Washington Apple Pi

A Community of Apple iPad, iPhone and Mac Users

The End of .Mac, Trojans and Scams

© 2008 Lawrence I. Charters

Washington Apple Pi Journal, reprint information

Four things have occurred over the past several weeks to make life a bit more dangerous for Macintosh owners. Two of the things are positive, and two most decidedly negative.

The positive things: on July 11, 2008, at 8 a.m., the new iPhone 3G went on sale. Somewhat sleeker, twice as fast, and with hundreds of revolutionary applications offered through a new App Store, it promises to make the powerful pocket computer that thinks it is a phone even more powerful. The first version of the iPhone sparked a million sales in 74 days; the new version reached that mark in just three days.
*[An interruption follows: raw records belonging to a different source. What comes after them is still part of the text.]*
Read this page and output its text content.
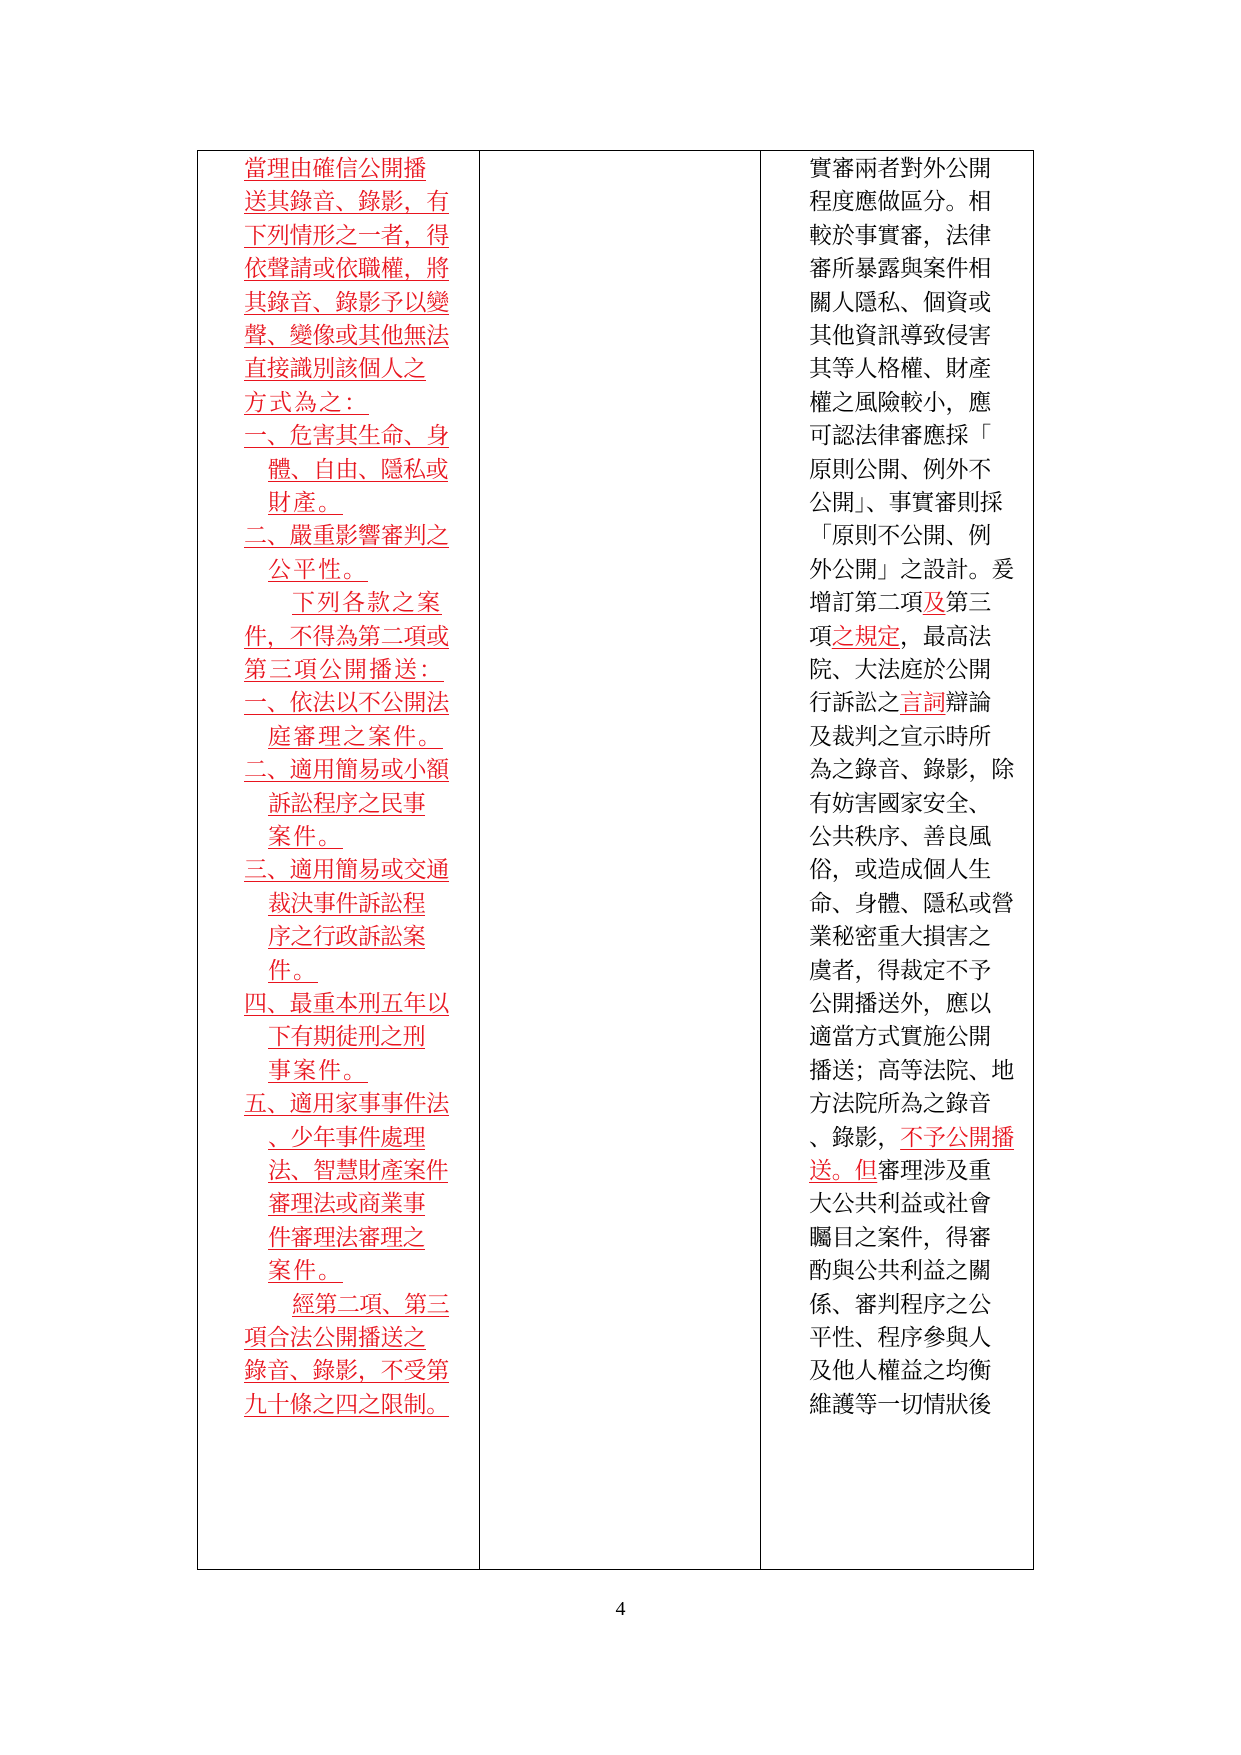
當理由確信公開播
送其錄音、錄影，有
下列情形之一者，得
依聲請或依職權，將
其錄音、錄影予以變
聲、變像或其他無法
直接識別該個人之
方式為之：
一、危害其生命、身
體、自由、隱私或
財產。
二、嚴重影響審判之
公平性。
下列各款之案
件，不得為第二項或
第三項公開播送：
一、依法以不公開法
庭審理之案件。
二、適用簡易或小額
訴訟程序之民事
案件。
三、適用簡易或交通
裁決事件訴訟程
序之行政訴訟案
件。
四、最重本刑五年以
下有期徒刑之刑
事案件。
五、適用家事事件法
、少年事件處理
法、智慧財產案件
審理法或商業事
件審理法審理之
案件。
經第二項、第三
項合法公開播送之
錄音、錄影，不受第
九十條之四之限制。
實審兩者對外公開
程度應做區分。相
較於事實審，法律
審所暴露與案件相
關人隱私、個資或
其他資訊導致侵害
其等人格權、財產
權之風險較小，應
可認法律審應採「
原則公開、例外不
公開」、事實審則採
「原則不公開、例
外公開」之設計。爰
增訂第二項及第三
項之規定，最高法
院、大法庭於公開
行訴訟之言詞辯論
及裁判之宣示時所
為之錄音、錄影，除
有妨害國家安全、
公共秩序、善良風
俗，或造成個人生
命、身體、隱私或營
業秘密重大損害之
虞者，得裁定不予
公開播送外，應以
適當方式實施公開
播送；高等法院、地
方法院所為之錄音
、錄影，不予公開播
送。但審理涉及重
大公共利益或社會
矚目之案件，得審
酌與公共利益之關
係、審判程序之公
平性、程序參與人
及他人權益之均衡
維護等一切情狀後
4
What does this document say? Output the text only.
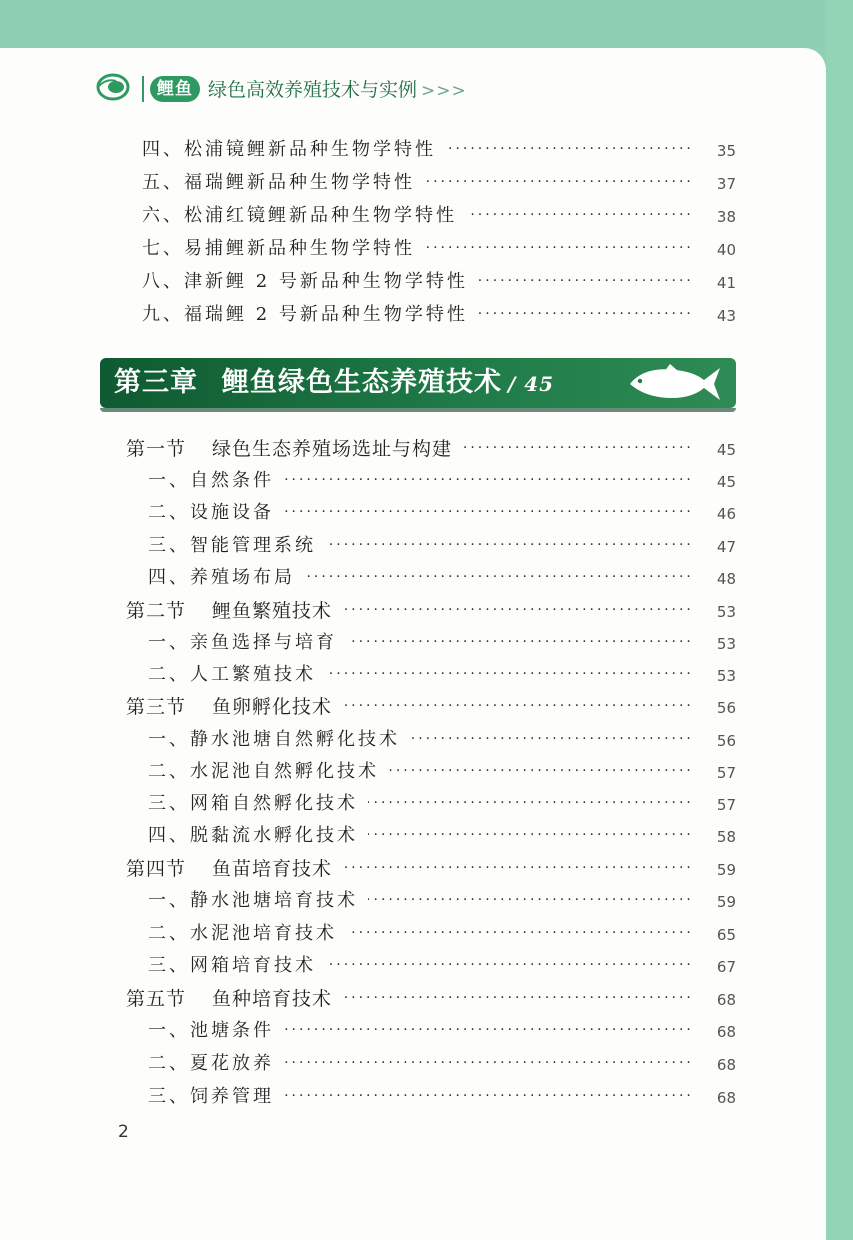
鲤鱼 绿色高效养殖技术与实例 >>>
四、松浦镜鲤新品种生物学特性 ·····	35
五、福瑞鲤新品种生物学特性 ·····	37
六、松浦红镜鲤新品种生物学特性 ·····	38
七、易捕鲤新品种生物学特性 ·····	40
八、津新鲤 2 号新品种生物学特性 ·····	41
九、福瑞鲤 2 号新品种生物学特性 ·····	43
第三章 鲤鱼绿色生态养殖技术 / 45
第一节 绿色生态养殖场选址与构建 ·····	45
一、自然条件 ·····	45
二、设施设备 ·····	46
三、智能管理系统 ·····	47
四、养殖场布局 ·····	48
第二节 鲤鱼繁殖技术 ·····	53
一、亲鱼选择与培育 ·····	53
二、人工繁殖技术 ·····	53
第三节 鱼卵孵化技术 ·····	56
一、静水池塘自然孵化技术 ·····	56
二、水泥池自然孵化技术 ·····	57
三、网箱自然孵化技术 ·····	57
四、脱黏流水孵化技术 ·····	58
第四节 鱼苗培育技术 ·····	59
一、静水池塘培育技术 ·····	59
二、水泥池培育技术 ·····	65
三、网箱培育技术 ·····	67
第五节 鱼种培育技术 ·····	68
一、池塘条件 ·····	68
二、夏花放养 ·····	68
三、饲养管理 ·····	68
2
Along with the coming of the new iPhone came the end of something old: Apple's .Mac service. Technically, .Mac didn’t go away; it was changed, in order to take advantage of the new iPhone software, and renamed  MobileMe, showing a continuing Apple penchant for silly online services names. (Anybody remember iTools? How about eWorld?) MobileMe offers a number of new and innovative features, but it also discontinued some features offered by .Mac. These changes resulted in widely publicized service outages and delays in the days leading up to the introduction of the iPhone 3G. On the whole, however, MobileMe seems like a positive development, offering vastly improved synchronization services and much more online storage for current .Mac and future MobileMe subscribers.

.Mac scam letter

This E-mail looks pretty good: it has the proper color scheme, the language is reasonably Apple-like, and there are none of the usual scam-message typos. Click on the image to get a full-size view.

But not all developments have been positive. In June 2008, Sophos, a vendor of anti-virus software, announced the discovery of a Mac Trojan horse. The OSX/Hovdy-A Trojan is a small program that, when downloaded onto a Mac OS X machine, attempts to steal passwords, disable the firewall, and disable other security settings. The good news is that, because this is a Trojan horse rather than a computer virus, it cannot spread on its own. So unless you copy the program from somewhere and, after copying it, launch the Trojan and authorize it to run on your computer, you don't need to be concerned.

The bad news is that there is a scam out there designed to trick Mac users into doing just that. And what makes this scam so clever is that it plays on user frustrations with recent .Mac service disruptions, and subscriber uncertainty about the change from .Mac to MobileMe. Hackers have started issuing forged .Mac customer service messages, telling users of "billing problems" with their .Mac accounts. The messages look pretty much like you would expect an Apple .Mac message to look, with the same artwork, and much of the same language. Many users will assume the fake billing problem is "another symptom" of the changes in service, and rush to correct the non-existent problem. Only the site linked in the E-mail message is not owned by Apple, and has nothing to do with .Mac; the site is designed to steal passwords, account information, and Social Security numbers.

.Mac scam server

By hovering your mouse pointer over the embedded link in the E-mail, you can see that the link does not send you to Apple but, rather, to a server registered in Yugoslavia (.yu); the expected store.apple.com is stuck at the end to make it look like the server address. Click on the image to get a full-size view.

.Mac scam server 2

In this second example, the server is www.satc.net -- definitely not an Apple address. Again, the expected store.apple.com address is stuck at the end to make it look like an Apple server address. Click on the image to get a full-size view.

One variant goes beyond such common schemes, however, and attempts to trick the user into downloading the new Mac Trojan. Described as an update, presumably the Trojan will then cheerfully hack into Mac OS X and, as Sophos suggested in their press release, steal passwords, disable the firewall, and modify security settings.

Be warned. The world is a dangerous place, and uncivil people are targeting your Mac.